I tried making my own tomato puree - the first time, I chopped up ton of tomatoes, and then cooked them over low heat with a little additional water in my stock pot. I then pureed them in my food processor, and voila! tomato puree. The next time, I tried out an oven method - I chopped up tons of tomatoes, placed them in a large pan, and roasted them in the oven at 200 C till they looked done, even a browned here and there. Pureed them, and - get this - these tasted so much better! They were awesome. Definitely will do this again. And again. And again. No more canned tomatoes for us!
Tomato Sauce for Pizza or Pasta
Make tomato paste as described above.
Add water and spices - I use a generous amount of granulated garlic, dried oregano, and dried basil, along with a moderate amount of salt and ground black pepper.
Mix well, adding water as needed to get the right texture.
Refrigerate and use quickly, or freeze in manageable size containers.
Back in the day, when I had access to an organic food co-op and other sources for discount healthy foods (like good coupons and good sales, a variety of large and small stores, etc...), I used to buy "Imagine" vegetable soup stock to enhance some of my recipes. I always bought it on sale, and felt it was totally worth it... But for the past few years, and certainly now, I have been making my own vegetable stock. I save all the ends of onions, garlic bit, celery bits, carrot peelings, etc (from regular cooking, stuff most people just toss in the garbage!) in a gallon zip-bag in my freezer. When it's full, I simmer it with water in my stock pot for a couple of hours, then strain it. I freeze it in quart-size containers, and I have homemade, very frugal, soup stock. Use it to enhance the flavor of your soups, rice, couscous, and other recipes. (I make mine without salt - an added benefit of doing this, as most commercial soup stocks have too much sodium!)

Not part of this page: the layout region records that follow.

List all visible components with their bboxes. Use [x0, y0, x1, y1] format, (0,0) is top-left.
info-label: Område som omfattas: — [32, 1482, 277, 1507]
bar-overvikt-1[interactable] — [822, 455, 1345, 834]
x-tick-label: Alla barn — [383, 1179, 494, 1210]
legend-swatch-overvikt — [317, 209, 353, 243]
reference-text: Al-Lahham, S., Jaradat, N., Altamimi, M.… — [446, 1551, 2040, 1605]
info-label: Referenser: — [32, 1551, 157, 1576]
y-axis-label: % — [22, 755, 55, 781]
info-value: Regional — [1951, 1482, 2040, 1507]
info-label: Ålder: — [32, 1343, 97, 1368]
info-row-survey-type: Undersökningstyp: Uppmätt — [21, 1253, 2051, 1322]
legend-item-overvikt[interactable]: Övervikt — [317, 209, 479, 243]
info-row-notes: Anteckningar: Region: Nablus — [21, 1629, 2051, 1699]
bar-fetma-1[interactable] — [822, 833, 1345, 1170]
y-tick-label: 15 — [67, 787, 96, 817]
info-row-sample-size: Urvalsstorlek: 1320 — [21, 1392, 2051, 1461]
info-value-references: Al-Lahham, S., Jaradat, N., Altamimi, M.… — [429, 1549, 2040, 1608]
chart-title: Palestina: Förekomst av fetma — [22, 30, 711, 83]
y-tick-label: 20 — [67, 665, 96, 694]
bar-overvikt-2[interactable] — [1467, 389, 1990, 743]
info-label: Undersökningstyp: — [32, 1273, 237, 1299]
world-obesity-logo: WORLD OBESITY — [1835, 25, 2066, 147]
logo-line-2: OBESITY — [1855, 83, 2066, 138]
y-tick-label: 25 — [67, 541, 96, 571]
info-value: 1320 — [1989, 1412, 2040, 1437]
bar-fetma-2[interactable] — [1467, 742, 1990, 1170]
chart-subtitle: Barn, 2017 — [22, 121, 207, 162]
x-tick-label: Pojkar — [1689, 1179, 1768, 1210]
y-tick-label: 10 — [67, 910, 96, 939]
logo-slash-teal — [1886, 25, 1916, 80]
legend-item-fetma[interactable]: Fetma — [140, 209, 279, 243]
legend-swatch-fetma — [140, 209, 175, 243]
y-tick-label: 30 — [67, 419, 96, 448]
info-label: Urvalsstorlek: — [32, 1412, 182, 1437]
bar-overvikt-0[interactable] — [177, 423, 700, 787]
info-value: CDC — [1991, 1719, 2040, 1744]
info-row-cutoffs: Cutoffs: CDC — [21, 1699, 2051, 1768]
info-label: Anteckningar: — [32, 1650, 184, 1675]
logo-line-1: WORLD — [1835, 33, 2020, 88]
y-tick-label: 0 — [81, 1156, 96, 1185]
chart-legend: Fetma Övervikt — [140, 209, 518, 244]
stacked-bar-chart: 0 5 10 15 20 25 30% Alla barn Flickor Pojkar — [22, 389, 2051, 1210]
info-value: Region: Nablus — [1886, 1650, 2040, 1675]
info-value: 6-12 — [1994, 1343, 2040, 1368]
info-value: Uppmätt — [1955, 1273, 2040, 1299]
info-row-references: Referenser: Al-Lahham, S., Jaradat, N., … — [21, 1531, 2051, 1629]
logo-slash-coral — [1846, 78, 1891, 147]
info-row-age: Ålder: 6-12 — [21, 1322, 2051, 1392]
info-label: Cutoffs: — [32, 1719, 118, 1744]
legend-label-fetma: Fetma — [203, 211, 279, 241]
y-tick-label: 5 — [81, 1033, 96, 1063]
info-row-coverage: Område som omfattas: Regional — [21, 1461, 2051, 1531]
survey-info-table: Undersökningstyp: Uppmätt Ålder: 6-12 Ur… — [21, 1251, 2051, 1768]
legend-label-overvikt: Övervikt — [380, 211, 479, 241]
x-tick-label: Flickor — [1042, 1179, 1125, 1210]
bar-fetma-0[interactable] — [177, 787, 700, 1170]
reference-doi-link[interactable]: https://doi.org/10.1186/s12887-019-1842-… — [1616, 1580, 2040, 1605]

So easy, if you just have an immersion blender.
Chop up apples (I don't even bother to peel them, I just scrub them well with a produce cleaner)
Place in a pot with some water (don't use too much water!). Bring to a boil, then simmer for at least 20 minutes. When the apples are all soft, blend with your immersion blender... If it's too runny, either continue to simmer until it thickens enough, or add a few more apples, and re-blend when they are fully cooked.
No additives, no sweeteners. Just delicious applesauce!